La liberté fait le fruit de la tyrannie, c'est-à-dire que le bordel appelle un dictateur. Il cite quelques exemples, Staline, Hitler, et puis il explique également que les humains ont toujours besoin de maîtres, ça peut être un maître religieux, ça peut être un maître politique. Et en fait, la soumission souhaitée, volontaire, recherchée, conduit finalement à des ruptures. On est là, sur ce siècle, en 2022 notamment, sur cette année, à constater véritablement que Cioran a raison. Ce texte que je viens de lire a été écrit en 1960, Cioran dit que l'Europe va s'effondrer parce qu'elle est libérale, elle va essayer de constituer un continent, une nation, une supranation, mais que pour le faire il faudra une dictature, on a là aujourd'hui une dictature en place.
On a Macron, on a Ursula von der Leyen, on a Michel, le Belge, donc ces trois personnes qui sont armées par l'économie sous-jacente, internationale, sont en train là de mettre en place une tyrannie, une tyrannie qui est appelée par la population qui a besoin de nouveaux dieux.
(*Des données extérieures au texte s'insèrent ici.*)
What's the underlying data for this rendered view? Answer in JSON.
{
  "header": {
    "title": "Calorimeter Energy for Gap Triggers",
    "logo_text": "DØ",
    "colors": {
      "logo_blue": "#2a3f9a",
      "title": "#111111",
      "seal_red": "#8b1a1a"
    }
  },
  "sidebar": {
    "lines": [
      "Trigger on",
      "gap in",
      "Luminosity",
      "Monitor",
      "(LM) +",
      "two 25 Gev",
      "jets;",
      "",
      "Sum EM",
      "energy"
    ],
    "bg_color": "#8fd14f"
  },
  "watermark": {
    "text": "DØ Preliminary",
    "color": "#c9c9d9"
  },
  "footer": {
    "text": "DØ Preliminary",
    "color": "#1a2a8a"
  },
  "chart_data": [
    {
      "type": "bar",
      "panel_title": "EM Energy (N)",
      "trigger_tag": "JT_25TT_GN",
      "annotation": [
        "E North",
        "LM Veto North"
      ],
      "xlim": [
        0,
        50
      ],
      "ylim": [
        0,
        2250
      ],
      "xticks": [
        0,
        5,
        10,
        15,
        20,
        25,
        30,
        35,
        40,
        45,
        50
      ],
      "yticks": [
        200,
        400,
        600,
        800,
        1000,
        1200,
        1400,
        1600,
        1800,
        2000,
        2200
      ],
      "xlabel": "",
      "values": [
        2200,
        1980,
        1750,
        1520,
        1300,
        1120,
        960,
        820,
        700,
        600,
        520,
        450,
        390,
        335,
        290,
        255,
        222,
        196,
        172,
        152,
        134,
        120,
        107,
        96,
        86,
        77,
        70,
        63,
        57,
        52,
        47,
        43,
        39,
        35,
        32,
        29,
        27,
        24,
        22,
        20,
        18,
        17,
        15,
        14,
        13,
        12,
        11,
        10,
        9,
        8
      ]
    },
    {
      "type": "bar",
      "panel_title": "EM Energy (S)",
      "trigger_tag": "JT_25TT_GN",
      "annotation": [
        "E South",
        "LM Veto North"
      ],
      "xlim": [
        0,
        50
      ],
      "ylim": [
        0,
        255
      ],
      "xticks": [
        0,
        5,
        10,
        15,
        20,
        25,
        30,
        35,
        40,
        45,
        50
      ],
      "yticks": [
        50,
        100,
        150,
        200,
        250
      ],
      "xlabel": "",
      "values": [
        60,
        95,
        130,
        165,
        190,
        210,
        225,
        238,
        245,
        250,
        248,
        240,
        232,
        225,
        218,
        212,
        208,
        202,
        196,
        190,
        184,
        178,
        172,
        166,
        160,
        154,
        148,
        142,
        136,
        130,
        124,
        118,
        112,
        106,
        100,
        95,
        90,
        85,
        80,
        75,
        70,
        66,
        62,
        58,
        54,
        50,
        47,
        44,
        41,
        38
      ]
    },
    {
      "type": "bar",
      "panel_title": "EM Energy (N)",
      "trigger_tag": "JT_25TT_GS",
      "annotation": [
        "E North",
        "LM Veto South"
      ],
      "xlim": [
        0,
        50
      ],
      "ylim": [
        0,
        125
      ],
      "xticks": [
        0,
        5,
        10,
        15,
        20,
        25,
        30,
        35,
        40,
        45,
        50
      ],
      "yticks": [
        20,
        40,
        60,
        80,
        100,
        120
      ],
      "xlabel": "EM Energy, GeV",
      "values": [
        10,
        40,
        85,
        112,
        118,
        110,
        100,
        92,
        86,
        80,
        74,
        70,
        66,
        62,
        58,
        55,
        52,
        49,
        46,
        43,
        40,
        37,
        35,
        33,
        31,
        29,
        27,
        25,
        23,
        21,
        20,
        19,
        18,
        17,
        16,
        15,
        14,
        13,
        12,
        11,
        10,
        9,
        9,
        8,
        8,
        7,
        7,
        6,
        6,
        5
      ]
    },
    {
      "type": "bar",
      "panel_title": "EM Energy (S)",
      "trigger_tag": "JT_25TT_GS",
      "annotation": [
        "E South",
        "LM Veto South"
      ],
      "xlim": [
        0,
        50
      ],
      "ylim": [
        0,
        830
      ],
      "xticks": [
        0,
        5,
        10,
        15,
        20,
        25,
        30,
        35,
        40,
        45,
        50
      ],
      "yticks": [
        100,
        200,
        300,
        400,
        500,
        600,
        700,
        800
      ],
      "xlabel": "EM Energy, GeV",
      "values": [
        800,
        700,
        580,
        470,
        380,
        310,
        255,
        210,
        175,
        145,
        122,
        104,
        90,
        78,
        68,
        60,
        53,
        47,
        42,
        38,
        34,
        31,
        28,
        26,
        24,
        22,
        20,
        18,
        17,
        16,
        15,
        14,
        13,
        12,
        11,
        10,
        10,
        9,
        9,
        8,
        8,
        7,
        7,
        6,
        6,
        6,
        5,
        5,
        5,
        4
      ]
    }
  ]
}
Donc ça c'est très très intéressant et on voit là aussi que pour s'en sortir l'Europe aura besoin d'un supratyran, donc on va chercher notre tyran soit aux Etats-Unis, donc avec Biden qui est un démon tout simplement, mais toute tyrannie est une démence, un tyran est par nature un démon, c'est un mégalo, c'est quelqu'un qui se croit au-dessus de tout à vouloir donner des ordres que lui-même y est perdu, et voilà, donc le tyran n'aime pas la critique, donc l'Europe court après la tyrannie.
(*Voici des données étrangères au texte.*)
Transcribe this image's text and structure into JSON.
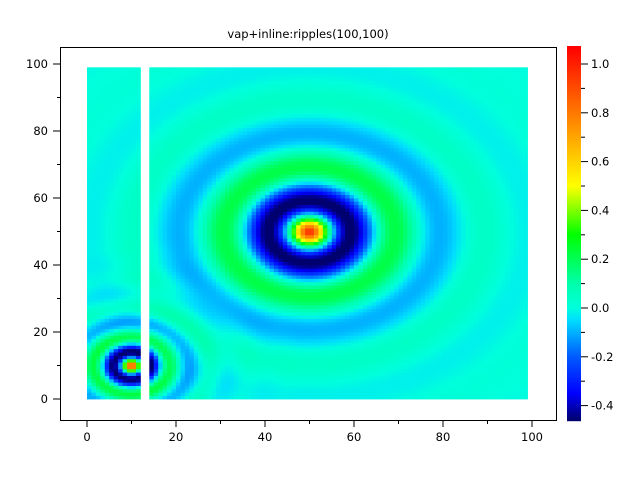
{
  "chart_data": {
    "type": "heatmap",
    "title": "vap+inline:ripples(100,100)",
    "xlabel": "",
    "ylabel": "",
    "xlim": [
      -6,
      106
    ],
    "ylim": [
      -6,
      105
    ],
    "x_ticks": [
      "0",
      "20",
      "40",
      "60",
      "80",
      "100"
    ],
    "y_ticks": [
      "0",
      "20",
      "40",
      "60",
      "80",
      "100"
    ],
    "grid": false,
    "colorbar": {
      "zlim": [
        -0.46,
        1.07
      ],
      "ticks": [
        "-0.4",
        "-0.2",
        "0.0",
        "0.2",
        "0.4",
        "0.6",
        "0.8",
        "1.0"
      ],
      "colormap": "jet",
      "placement": "right"
    },
    "grid_size": [
      100,
      100
    ],
    "missing_columns": [
      12,
      13
    ],
    "ripples": [
      {
        "center": [
          50,
          50
        ],
        "amplitude": 1.0,
        "peak": 1.0,
        "trough": -0.46
      },
      {
        "center": [
          10,
          10
        ],
        "amplitude": 1.0,
        "peak": 1.0,
        "trough": -0.46
      }
    ]
  }
}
Voilà, donc je vous invite fortement à acheter ce livre dans la collection Folio Essai, intitulé Histoire et Utopie de Cioran, livre écrit dans les années 1960, qui nous pousse à réfléchir sur le thème fondamental, pourquoi avons-nous besoin d'un maître ? Pourquoi avons-nous besoin d'un dieu ? Pourquoi demandons-nous à être dirigés ? La réponse est simple c'est la peur de la mort, donc il suffit d'avoir un pervers qui vienne soi-disant vous guider pour survivre, ou vivre, vous donner l'illusion d'une immortalité physique, matérielle que tout de suite les gens ils s'alignent, donc la peur de la mort appelle les maîtres, les pervers si vous voulez, parce que le vrai maître c'est celui qui apprend à marcher et donne à l'autre la confiance de se débrouiller par lui-même, ça s'appelle de la maîtrise, aller vers la maîtrise c'est devenir adulte, c'est laisser ses enfants prendre leur envol par eux-mêmes plutôt que pleurer et qu'ils viennent absolument vous rendre visite parce que vous êtes tout seul dans votre maison, c'est une autre forme d'attachement lié à un manque bien sûr, voilà donc comment pousser l'autre à être libre, indépendant et se prendre en charge c'est très très très difficile, nous vivons en communauté parce que nous sommes incapables de nous libérer et de vivre en tant qu'adulte, donc les maîtres quels qu'ils soient politiques religieux sont là pour combler un grand déficit, tous ceux qui obéissent en fait ont un vide fondamental en eux, qui est un vide d'assurance de connaissances, vide existentiel, ce qui fait que finalement des promesses sont là, mises en place pour combler des désirs de grandeur et on va vers des affrontements, vers des guerres, vers toutes formes de conflits, volonté de puissance et autres, très intéressant Cioran, achetez ce livre histoire et utopie Cioran dans la collection folio, un livre absolument génial, merci.